Big-Box Retailers Settle on Data Breaches

For big-box retailers Target and Home Depot, their widely publicized data breaches continue to be a topic of discussion, and both are coming to agreements to pay for the costly hacks to consumers’ information.

Target will pay about $39 million to banks and credit unions to resolve losses from the company’s 2013 holiday-season data breach, according to Bloomberg Business.  The article adds that “financial institutions sued the Minneapolis-based retailer to recover an estimated $200 million in losses stemming from the hack.”

According to Target spokeswoman Molly Snyder, the retailer is “pleased that the process is continuing to move forward.”

Additionally, Home Depot has just reached a contingent settlement with MasterCard International Inc. over the home improvement chain’s massive 2014 data breach. The deal was disclosed Nov. 30 in court filings in federal court in Atlanta.
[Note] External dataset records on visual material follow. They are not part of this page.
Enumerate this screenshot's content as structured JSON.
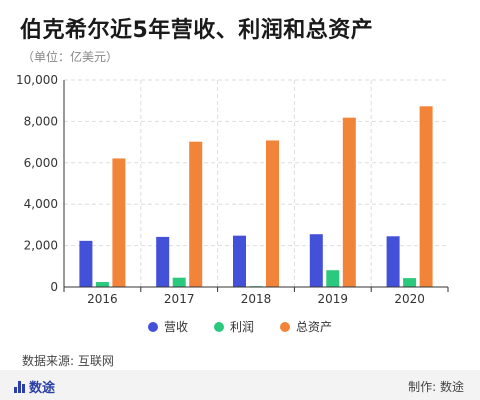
{
  "title": "伯克希尔近5年营收、利润和总资产",
  "unit": "（单位：亿美元）",
  "source": "数据来源: 互联网",
  "footer": {
    "brand": "数途",
    "maker": "制作: 数途"
  },
  "colors": {
    "revenue": "#4350d8",
    "profit": "#2bc97d",
    "assets": "#f2843a",
    "grid": "#dddddd",
    "axis": "#333333"
  },
  "chart_data": {
    "type": "bar",
    "title": "伯克希尔近5年营收、利润和总资产",
    "categories": [
      "2016",
      "2017",
      "2018",
      "2019",
      "2020"
    ],
    "series": [
      {
        "name": "营收",
        "values": [
          2230,
          2420,
          2480,
          2550,
          2450
        ]
      },
      {
        "name": "利润",
        "values": [
          240,
          450,
          40,
          810,
          430
        ]
      },
      {
        "name": "总资产",
        "values": [
          6210,
          7020,
          7080,
          8180,
          8730
        ]
      }
    ],
    "ylim": [
      0,
      10000
    ],
    "yticks": [
      "0",
      "2,000",
      "4,000",
      "6,000",
      "8,000",
      "10,000"
    ],
    "grid": true,
    "legend_position": "bottom"
  }
}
Details about the terms of the settlement are not included in court filings, according to the Atlanta Business Chronicle. 

Settlement negotiations between retailers and banks over the coverage of losses from data breaches have been complicated by payment card firms that step in to cut their own losses, the Bloomberg Business article says. Lawyers for the banks in the Target case criticized attempts by card firms Visa Inc. and MasterCard Inc. to negotiate separate settlements with their clients and the retailer outside of the litigation, according to the article.

The National Association of Federal Credit Unions says more needs to be done by policy makers to address the costs of breaches, and the group says “retailers should be required to adopt ‘national data security standards’ and be held ‘directly accountable for their data breaches,'” according to the Bloomberg Business article.